Membrane properties of acutely dissociated striatal MSNs. A shows representative images of MSNs from YAC128 mice and their WT littermates at 7 months. B shows bar graphs of mean ± SE capacitance, input resistance, and time constants from cells from YAC128 mice at 1 and 7 months. Numbers of cells: 1 month YAC128 = 18, WT = 26; 7 month YAC128 = 35, WT = 22. *p < 0.05, **p < 0.01, ***p < 0.005.

Figure 8.

AMPA currents in acutely dissociated MSNs from YAC128 and WT mice. A, B, Representative traces showing inward currents evoked by 100 μm AMPA, either alone or in the presence of 10 μm CTZ, from MSNs from YAC128 and WT mice at 1 and 7 months. Note higher peak AMPA and AMPA plus CTZ currents at 1 month and AMPA steady-state currents at 1 month in YAC128 mice. C, Bar graphs illustrating mean ± SE peak AMPA currents (C1), mean peak AMPA plus CTZ currents (C2), and mean AMPA steady-state currents (C3) at each age. D, Bar graphs illustrating mean ± SE peak AMPA current densities (D1), mean peak AMPA plus CTZ current densities (D2), and mean AMPA steady-state current densities (D3) at each age.

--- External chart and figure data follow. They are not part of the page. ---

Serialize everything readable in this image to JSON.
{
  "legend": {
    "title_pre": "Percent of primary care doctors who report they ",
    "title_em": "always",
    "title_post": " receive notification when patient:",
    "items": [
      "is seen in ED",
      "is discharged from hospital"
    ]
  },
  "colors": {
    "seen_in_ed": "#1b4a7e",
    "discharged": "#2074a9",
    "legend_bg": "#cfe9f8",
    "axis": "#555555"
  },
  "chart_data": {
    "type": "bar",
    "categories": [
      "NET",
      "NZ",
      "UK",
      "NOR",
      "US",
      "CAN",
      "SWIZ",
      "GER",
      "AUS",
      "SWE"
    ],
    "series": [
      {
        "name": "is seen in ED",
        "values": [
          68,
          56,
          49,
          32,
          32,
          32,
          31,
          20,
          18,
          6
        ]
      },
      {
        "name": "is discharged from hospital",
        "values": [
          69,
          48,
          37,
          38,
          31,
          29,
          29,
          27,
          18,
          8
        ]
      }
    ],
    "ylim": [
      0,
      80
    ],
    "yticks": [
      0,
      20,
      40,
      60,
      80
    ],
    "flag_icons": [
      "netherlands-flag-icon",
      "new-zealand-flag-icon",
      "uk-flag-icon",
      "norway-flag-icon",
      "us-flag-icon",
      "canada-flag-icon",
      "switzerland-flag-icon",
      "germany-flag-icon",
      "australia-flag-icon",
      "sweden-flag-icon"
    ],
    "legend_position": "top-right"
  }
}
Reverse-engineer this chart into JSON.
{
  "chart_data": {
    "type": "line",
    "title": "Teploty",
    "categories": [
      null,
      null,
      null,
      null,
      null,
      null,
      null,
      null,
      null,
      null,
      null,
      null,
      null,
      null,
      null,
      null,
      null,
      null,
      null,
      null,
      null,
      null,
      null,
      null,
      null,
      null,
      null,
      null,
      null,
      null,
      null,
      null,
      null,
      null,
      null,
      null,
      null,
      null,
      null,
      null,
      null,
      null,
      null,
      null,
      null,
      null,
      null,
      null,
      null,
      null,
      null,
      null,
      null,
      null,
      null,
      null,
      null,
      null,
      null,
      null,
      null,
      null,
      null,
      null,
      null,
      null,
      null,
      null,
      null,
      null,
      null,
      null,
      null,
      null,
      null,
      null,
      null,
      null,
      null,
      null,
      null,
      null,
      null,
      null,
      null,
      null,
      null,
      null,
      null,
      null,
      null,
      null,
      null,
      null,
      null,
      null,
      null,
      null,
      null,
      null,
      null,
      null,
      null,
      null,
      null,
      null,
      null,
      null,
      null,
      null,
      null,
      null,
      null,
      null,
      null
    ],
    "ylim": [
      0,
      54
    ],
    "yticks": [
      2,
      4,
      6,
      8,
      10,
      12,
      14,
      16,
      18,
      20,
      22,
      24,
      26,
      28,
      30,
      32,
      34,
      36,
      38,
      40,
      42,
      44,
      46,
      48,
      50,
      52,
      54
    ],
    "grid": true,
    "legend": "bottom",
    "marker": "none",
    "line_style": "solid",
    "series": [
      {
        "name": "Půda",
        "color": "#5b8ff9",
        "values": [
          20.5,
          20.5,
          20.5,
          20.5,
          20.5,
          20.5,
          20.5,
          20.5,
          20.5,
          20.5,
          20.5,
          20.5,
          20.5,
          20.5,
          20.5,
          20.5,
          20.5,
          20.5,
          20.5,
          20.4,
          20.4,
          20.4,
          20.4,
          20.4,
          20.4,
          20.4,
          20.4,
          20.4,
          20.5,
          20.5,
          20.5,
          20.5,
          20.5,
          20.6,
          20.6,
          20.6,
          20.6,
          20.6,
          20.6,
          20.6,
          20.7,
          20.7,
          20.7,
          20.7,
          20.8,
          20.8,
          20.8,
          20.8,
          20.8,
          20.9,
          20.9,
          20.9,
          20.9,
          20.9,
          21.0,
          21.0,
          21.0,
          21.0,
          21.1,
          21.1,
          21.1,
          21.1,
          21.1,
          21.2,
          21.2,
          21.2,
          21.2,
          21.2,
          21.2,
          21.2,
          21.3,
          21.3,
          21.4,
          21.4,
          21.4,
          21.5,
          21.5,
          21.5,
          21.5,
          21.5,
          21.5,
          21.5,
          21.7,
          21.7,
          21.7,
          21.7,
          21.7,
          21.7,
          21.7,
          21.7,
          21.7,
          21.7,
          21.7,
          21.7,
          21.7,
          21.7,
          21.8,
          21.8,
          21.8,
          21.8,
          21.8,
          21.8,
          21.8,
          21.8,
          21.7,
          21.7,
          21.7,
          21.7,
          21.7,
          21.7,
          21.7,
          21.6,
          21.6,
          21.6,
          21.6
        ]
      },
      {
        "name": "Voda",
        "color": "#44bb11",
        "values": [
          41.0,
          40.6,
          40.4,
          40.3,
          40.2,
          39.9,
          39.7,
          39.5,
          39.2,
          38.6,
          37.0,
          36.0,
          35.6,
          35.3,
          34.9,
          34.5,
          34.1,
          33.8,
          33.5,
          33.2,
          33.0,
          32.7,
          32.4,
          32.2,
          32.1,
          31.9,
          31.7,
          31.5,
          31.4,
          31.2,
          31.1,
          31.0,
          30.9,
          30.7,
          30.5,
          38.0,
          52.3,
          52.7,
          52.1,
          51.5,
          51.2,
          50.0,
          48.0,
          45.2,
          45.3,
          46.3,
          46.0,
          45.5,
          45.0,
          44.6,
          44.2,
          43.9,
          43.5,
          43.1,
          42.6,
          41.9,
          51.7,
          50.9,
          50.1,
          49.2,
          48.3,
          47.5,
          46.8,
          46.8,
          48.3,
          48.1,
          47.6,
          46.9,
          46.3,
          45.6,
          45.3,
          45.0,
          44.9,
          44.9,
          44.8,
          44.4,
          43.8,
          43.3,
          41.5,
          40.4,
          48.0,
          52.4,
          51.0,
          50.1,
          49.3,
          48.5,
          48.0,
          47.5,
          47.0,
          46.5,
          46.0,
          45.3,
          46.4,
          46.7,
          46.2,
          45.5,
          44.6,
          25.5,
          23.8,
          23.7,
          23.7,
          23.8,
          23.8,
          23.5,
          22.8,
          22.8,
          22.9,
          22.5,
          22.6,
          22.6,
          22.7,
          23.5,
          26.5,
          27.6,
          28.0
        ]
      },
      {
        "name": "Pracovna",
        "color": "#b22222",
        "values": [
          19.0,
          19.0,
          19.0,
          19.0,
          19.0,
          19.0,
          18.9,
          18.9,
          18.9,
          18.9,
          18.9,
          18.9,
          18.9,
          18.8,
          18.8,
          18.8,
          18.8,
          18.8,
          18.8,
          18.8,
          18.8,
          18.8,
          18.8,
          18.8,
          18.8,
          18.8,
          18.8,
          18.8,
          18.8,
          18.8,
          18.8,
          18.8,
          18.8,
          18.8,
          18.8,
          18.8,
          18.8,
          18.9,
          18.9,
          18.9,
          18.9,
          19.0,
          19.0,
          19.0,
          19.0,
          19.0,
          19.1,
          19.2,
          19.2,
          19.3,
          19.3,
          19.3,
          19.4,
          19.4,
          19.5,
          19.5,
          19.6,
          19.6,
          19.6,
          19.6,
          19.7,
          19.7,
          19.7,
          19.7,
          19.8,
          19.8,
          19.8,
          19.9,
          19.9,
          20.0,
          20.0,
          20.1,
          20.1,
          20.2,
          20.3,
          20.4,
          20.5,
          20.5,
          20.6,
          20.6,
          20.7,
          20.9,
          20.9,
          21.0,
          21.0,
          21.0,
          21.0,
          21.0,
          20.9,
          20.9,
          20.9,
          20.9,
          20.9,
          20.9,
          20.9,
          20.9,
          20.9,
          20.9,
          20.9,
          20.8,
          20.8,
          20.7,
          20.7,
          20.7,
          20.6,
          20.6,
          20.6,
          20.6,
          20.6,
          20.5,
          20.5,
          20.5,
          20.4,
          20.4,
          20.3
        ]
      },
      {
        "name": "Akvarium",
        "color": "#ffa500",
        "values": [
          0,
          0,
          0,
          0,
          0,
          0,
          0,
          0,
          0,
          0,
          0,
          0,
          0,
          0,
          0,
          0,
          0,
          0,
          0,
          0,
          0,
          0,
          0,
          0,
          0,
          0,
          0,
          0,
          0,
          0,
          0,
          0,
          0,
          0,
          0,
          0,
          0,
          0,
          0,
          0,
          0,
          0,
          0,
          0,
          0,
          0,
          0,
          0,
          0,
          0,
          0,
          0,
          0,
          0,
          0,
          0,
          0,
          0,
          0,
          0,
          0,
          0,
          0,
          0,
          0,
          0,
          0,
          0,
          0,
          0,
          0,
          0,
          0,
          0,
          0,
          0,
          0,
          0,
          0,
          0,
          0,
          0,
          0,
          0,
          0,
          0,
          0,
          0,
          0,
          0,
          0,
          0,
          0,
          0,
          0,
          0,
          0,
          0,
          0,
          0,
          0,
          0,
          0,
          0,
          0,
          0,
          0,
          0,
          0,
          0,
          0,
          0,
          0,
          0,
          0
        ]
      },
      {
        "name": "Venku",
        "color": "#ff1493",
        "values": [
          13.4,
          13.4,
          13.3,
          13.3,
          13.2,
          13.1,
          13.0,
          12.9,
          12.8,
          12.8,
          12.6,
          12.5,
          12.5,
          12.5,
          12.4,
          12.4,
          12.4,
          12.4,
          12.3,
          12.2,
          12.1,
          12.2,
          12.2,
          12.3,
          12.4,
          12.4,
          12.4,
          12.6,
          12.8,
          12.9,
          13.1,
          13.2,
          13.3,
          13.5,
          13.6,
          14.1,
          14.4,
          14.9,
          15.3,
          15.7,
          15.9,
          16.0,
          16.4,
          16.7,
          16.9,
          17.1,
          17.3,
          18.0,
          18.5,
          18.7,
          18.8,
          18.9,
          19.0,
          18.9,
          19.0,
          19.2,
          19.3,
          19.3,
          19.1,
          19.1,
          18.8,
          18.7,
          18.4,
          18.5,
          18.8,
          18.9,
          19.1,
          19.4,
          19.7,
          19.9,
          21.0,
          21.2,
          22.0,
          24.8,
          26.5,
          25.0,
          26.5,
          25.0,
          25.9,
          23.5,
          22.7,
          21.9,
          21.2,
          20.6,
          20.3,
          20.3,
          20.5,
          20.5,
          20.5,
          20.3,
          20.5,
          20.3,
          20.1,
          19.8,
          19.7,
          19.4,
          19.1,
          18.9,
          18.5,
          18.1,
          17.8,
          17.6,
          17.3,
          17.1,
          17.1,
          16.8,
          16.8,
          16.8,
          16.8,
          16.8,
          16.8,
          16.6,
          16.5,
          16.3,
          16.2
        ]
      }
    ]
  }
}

Numbers of cells in each group are the same as in Figure 7. *p < 0.05, **p < 0.01, ***p < 0.005.

Figure 9.

Effects of PhTX-433 and desensitization of AMPAR responses and concentration–response functions in striatal MSNs. A, Bar graphs showing mean ± SE fractional AMPA plus CTZ peak currents after inhibition by 10 μm PhTX-433 in acutely dissociated MSNs from YAC128 mice at each age tested. Fractional peak currents in MSNs from YAC128 mice and their WT littermates were similar at each age. B, Bar graphs showing mean ± SE fractional AMPA plus CTZ currents at 1.5 s after the peak in acutely dissociated MSNs from YAC128 mice and their WT littermates at each age tested. A higher mean fractional current occurred in YAC128 mice at both 1 and 7 months. Numbers of cells: 1 month YAC128 = 18, WT = 16; 7 month YAC128 = 11, WT = 11. *p < 0.05. C, Concentration–response functions to application of an increasing series of AMPA concentrations (0.1–1000 μm) in the continuous presence of 10 μm CTZ. Peak currents were recorded at each concentration, and points were fitted to concentration–response functions. EC₅₀ values and Hill coefficients were similar in YAC128 cells and those from their respective WT littermates at all ages examined. Numbers of cells for each group are in parentheses.